Your digital identity is any component of your physical identity that exists on the Internet. I want to continue using the Sarah Palin example without making anything political out of it. When John McCain announced his running mate for the 2008 presidential election, the media had a field day with it. Why? Palin’s daughter and her boyfriend had a MySpace page. This allowed greater access to Sarah Palin’s digital identity. Photos of holding a gun in a bikini, a pregnant teen daughter, and other things we would each rather keep to ourselves if we were in that situation. This information generated a lot of negative press because of a poorly managed digital identity. This readily available information was also what allowed the individual to gain permission to Palin’s Yahoo! e-mail account.
I don’t mean to pick on Palin or MySpace, she just provides a really good example and MySpace (along with Facebook and other social networking sites) is a popular service where people volunteer information to create their digital identity. I guess what I’m trying to say is that so much of the web is composed of anonymous people that when a genuine identity is exposed, it sticks out like a sore thumb. The person exposes themselves to the social masses and security risks like identity theft.
Check out a few of these things in your favorite search engine:
- Your name
- Your e-mail address
- The screen name you commonly use
- The screen name you used a few years ago
- Your web site’s name and URL
- Your company’s name (if you run your own)

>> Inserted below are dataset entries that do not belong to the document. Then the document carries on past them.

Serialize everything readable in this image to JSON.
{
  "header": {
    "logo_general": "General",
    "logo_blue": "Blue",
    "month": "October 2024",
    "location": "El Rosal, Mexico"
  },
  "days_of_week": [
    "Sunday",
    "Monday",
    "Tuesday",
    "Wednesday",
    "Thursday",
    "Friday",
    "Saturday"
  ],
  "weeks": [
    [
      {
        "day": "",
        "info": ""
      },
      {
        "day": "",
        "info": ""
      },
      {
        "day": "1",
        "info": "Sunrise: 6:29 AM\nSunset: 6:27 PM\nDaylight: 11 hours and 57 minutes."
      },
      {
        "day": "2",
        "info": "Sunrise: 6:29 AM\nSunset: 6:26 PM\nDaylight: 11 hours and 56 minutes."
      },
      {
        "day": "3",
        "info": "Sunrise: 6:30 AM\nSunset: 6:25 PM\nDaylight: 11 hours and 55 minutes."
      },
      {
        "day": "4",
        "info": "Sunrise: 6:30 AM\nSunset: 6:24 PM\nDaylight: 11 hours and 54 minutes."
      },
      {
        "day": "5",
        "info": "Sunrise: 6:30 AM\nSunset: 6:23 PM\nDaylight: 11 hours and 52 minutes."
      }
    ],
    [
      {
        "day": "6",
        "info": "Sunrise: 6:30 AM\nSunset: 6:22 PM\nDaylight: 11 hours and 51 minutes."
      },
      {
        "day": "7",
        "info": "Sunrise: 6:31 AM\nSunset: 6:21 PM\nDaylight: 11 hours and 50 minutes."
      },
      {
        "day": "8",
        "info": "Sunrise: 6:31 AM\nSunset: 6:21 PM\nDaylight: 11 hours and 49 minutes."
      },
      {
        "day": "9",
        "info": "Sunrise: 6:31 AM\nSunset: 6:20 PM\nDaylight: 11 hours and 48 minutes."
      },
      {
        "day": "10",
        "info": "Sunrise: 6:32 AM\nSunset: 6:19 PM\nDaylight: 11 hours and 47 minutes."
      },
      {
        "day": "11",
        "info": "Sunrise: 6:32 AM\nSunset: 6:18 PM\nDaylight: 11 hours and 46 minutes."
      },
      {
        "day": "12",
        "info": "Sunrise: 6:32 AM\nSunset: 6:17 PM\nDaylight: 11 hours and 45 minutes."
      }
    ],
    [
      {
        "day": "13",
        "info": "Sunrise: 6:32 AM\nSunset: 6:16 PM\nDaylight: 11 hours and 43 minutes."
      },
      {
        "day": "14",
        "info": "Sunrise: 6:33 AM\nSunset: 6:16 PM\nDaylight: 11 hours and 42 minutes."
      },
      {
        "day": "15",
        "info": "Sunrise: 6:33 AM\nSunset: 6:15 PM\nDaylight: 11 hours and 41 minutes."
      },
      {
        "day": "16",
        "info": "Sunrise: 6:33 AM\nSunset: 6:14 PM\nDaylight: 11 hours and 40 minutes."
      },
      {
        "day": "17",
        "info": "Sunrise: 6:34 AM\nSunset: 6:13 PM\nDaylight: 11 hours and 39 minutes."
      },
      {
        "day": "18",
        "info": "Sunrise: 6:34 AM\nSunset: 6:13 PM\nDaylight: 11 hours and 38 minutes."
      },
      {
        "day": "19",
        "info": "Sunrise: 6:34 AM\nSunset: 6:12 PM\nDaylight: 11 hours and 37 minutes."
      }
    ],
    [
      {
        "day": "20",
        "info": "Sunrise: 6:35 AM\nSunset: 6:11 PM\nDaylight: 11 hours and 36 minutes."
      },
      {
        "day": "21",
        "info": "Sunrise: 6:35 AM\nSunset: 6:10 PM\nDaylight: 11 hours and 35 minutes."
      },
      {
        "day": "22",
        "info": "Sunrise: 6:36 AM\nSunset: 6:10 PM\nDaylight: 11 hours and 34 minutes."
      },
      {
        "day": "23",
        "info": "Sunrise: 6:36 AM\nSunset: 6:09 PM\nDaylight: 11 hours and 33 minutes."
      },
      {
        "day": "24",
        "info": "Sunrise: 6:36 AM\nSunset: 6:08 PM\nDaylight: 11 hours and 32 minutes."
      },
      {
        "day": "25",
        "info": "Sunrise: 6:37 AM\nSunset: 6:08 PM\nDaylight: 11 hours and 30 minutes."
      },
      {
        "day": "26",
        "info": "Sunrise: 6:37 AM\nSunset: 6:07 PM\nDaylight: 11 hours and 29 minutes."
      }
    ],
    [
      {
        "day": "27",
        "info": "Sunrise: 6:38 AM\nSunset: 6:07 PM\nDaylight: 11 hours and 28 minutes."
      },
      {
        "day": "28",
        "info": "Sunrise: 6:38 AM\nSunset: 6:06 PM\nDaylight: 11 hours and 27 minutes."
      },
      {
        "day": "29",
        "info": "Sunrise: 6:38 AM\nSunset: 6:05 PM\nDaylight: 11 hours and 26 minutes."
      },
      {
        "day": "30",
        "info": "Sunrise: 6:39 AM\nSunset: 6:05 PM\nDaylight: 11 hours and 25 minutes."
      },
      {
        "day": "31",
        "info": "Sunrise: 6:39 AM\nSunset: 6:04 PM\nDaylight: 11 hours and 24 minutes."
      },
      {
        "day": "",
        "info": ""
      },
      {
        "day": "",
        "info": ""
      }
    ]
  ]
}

Your name will return a lot of results that aren’t relevant (unless you have a really unique name) but you might find a few that are; try adding your hometown to the query to narrow it down some more.
Your e-mail address results: now you know where the spam comes from.
Results from your user name: Found some old profiles on dating web sites? How embarrassing!
My point is that some of this information might be fine for the few friends or family that would see it, but you need to realize that this is also exposed to the world (wide web). Prospective employers, in-laws, and the gossipy old ladies down the street are all privy to the information as well as random Joe Six-Packs around the world.
Take action: You might spend a little time with these search results to clean up and properly manage your digitial identity.
- Close old accounts.
- Remove your e-mail address from public postings. (Try using one of the many temporary e-mail account services out there. They’ll disappear after receiving a set quantity of e-mails and forward them onto you as they come in. Mailinator and SpamGourmet are two examples.)
- Reconsider the privacy settings on social networking sites like Facebook and MySpace.
- Be wary of all things that you post in the future that expands your digital identity.
- Choose strong passwords and stronger security questions.